Unofficial election results show sports gambling in Deadwood headed for approval.
But that’s not the final step. Now the issue goes to the Legislature.
The measure was Amendment B on Tuesday’s ballots. With about 80 percent of the votes counted by late Tuesday night, the yes votes stood at 58 percent, and the no votes at 42 percent.
Mike Rodman supports the amendment. He’s with the Deadwood Gaming Association.
“I think that South Dakota over the years has been very supportive of Deadwood – they want to see Deadwood be successful,” Rodman said. “And they want to give Deadwood the tools it needs to be successful.”
At least 18 other states have sports gambling. Rodman said that puts pressure on Deadwood.
“Deadwood needs to stay relevant as a gaming destination, and we need to be able to compete on a level playing field with surrounding gaming jurisdictions and offer the products that our customers are asking for, and the same products that our surrounding jurisdictions have,” Rodman said.

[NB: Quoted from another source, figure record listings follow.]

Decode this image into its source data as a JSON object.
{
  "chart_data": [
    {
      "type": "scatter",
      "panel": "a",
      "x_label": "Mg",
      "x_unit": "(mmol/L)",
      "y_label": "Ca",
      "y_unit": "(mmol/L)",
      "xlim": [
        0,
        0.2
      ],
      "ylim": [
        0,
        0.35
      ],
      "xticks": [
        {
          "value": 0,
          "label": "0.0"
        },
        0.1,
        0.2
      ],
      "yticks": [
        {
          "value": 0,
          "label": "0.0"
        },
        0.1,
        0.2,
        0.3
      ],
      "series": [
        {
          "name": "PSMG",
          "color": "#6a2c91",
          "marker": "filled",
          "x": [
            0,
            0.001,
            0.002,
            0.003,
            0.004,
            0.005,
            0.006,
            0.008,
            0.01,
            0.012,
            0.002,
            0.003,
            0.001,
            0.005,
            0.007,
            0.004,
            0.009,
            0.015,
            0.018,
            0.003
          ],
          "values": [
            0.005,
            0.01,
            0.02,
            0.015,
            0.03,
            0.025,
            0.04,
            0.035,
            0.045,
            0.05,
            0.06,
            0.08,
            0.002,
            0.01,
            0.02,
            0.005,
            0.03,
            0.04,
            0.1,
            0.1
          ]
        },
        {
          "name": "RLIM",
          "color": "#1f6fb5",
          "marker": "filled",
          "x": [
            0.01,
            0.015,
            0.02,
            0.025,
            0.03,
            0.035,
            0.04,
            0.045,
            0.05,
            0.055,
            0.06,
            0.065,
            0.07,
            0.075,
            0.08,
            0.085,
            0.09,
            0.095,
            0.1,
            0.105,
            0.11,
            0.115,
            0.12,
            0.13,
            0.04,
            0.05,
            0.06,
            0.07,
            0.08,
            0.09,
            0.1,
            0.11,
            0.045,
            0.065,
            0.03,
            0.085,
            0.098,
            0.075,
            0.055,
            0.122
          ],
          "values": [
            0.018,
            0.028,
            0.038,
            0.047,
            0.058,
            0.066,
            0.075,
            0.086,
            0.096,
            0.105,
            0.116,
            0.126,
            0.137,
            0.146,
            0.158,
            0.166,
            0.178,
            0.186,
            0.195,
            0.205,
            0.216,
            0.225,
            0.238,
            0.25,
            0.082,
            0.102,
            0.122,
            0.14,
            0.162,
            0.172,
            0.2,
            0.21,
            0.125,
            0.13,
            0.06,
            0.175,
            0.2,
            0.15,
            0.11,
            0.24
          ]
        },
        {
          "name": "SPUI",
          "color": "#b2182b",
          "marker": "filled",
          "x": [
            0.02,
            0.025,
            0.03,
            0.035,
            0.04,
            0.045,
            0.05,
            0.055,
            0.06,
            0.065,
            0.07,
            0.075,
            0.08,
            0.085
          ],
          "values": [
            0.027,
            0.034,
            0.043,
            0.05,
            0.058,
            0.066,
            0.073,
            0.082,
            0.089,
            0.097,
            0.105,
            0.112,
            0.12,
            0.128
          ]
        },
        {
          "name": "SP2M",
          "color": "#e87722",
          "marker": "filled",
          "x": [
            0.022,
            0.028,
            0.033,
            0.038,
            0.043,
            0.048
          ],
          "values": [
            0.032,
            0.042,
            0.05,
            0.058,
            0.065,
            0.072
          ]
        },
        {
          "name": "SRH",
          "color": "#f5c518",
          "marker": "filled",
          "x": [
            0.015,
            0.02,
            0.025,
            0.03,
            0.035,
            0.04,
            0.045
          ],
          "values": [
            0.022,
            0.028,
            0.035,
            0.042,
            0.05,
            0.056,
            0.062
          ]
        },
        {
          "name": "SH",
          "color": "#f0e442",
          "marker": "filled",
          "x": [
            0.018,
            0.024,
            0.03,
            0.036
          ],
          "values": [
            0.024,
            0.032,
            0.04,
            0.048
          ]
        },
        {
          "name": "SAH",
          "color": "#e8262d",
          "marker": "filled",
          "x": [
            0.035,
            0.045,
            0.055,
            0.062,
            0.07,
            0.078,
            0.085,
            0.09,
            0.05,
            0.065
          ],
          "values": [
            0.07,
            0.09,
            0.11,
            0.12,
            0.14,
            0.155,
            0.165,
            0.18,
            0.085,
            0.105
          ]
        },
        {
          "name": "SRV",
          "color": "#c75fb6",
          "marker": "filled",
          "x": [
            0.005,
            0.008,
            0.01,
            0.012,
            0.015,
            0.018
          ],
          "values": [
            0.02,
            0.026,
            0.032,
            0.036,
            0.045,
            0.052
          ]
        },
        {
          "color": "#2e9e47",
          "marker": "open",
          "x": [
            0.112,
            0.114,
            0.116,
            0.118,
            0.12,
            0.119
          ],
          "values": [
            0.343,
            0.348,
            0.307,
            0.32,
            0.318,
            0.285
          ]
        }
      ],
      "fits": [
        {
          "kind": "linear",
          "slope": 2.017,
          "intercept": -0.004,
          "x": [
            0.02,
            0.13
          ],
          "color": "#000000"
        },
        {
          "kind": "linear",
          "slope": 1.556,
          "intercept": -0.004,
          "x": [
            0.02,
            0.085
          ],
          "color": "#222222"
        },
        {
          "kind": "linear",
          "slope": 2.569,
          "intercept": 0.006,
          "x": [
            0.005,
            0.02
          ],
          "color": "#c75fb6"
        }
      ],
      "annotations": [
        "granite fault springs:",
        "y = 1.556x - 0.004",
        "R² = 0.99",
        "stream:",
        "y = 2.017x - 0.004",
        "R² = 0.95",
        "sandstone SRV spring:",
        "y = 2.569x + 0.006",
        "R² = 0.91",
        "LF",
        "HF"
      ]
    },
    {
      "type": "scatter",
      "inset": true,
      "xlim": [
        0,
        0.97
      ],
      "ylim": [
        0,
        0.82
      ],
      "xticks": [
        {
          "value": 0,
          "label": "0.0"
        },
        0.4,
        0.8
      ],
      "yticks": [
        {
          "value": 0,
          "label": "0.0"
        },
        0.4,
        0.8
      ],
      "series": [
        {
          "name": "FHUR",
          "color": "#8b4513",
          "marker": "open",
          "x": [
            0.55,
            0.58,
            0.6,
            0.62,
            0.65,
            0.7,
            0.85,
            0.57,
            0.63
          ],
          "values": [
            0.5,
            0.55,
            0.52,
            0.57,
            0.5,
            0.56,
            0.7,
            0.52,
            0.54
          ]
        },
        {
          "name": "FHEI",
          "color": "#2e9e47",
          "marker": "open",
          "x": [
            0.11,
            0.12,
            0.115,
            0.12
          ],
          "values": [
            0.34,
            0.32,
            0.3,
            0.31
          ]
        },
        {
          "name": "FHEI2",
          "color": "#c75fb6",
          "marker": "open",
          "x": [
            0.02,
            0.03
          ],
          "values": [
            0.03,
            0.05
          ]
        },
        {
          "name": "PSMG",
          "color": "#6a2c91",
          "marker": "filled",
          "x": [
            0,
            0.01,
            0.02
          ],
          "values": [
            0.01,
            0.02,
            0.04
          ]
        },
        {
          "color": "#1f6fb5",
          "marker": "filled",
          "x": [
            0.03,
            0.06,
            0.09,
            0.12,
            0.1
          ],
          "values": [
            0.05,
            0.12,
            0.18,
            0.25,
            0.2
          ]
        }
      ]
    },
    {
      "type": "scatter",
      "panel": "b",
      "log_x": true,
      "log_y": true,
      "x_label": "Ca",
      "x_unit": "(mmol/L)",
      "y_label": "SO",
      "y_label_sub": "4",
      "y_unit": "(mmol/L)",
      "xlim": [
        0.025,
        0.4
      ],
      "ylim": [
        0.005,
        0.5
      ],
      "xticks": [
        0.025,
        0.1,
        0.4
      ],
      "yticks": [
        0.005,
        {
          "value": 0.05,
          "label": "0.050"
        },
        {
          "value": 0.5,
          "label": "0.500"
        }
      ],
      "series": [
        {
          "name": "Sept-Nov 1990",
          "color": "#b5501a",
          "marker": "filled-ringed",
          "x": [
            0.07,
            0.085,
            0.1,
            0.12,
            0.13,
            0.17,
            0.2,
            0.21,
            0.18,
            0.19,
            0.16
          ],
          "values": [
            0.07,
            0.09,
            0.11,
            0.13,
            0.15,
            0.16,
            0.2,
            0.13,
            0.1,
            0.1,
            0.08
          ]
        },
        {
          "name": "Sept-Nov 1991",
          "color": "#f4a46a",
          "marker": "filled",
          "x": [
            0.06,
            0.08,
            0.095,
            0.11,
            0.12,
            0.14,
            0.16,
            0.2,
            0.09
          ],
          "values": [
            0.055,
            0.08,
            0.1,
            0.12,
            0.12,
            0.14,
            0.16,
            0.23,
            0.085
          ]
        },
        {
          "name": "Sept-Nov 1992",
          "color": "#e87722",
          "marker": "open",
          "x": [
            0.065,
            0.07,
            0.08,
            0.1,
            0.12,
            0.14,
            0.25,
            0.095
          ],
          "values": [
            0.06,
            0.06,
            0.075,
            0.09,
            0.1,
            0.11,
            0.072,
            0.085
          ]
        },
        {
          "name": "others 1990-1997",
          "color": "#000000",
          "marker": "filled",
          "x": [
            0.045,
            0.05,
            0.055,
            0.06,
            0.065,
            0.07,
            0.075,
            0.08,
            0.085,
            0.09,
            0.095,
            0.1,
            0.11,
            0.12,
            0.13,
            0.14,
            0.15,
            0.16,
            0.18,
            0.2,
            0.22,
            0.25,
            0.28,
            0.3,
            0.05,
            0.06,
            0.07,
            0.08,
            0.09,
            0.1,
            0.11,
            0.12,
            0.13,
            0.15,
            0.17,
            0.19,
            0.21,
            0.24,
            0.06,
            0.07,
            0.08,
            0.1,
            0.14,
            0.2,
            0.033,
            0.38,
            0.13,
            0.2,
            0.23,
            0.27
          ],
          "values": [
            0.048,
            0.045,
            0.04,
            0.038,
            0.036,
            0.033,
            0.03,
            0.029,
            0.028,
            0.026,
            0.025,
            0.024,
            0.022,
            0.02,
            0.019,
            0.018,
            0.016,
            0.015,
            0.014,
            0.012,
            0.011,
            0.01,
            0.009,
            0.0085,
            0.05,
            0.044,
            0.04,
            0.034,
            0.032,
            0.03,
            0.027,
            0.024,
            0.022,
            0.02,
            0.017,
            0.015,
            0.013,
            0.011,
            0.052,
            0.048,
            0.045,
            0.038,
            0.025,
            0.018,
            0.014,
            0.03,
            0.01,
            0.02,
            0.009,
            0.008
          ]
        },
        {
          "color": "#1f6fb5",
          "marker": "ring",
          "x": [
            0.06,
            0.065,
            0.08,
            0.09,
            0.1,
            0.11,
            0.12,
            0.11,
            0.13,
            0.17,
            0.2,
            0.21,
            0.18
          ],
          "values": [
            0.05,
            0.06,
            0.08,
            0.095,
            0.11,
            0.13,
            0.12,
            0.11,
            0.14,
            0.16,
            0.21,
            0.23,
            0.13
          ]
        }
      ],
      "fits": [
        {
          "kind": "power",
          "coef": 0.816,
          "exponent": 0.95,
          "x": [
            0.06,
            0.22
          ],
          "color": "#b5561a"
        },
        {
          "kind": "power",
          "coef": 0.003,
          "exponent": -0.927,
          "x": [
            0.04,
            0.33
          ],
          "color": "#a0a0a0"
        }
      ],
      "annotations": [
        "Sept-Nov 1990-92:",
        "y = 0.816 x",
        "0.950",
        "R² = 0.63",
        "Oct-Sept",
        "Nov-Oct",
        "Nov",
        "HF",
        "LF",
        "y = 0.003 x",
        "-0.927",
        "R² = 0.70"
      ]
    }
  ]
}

South Dakota Speaker of the House Steve Haugaard wrote the con statement on Amendment B for the state’s official ballot-question pamphlet. He did not immediately return messages Tuesday night.
If the unofficial results hold up, the Legislature will establish rules for sports gambling. That could happen this winter. Lawmakers could limit sports gambling to within Deadwood city limits. They could allow gambling kiosks around the state to connect with Deadwood casinos. Or they could allow people to bet anywhere in the state on smartphone apps routed through Deadwood.
The earliest sports gambling could start is July 1.
By federal law, any gambling authorized in a state must also be allowed in reservation casinos. That means South Dakota’s Native American tribes could also decide to offer sports betting.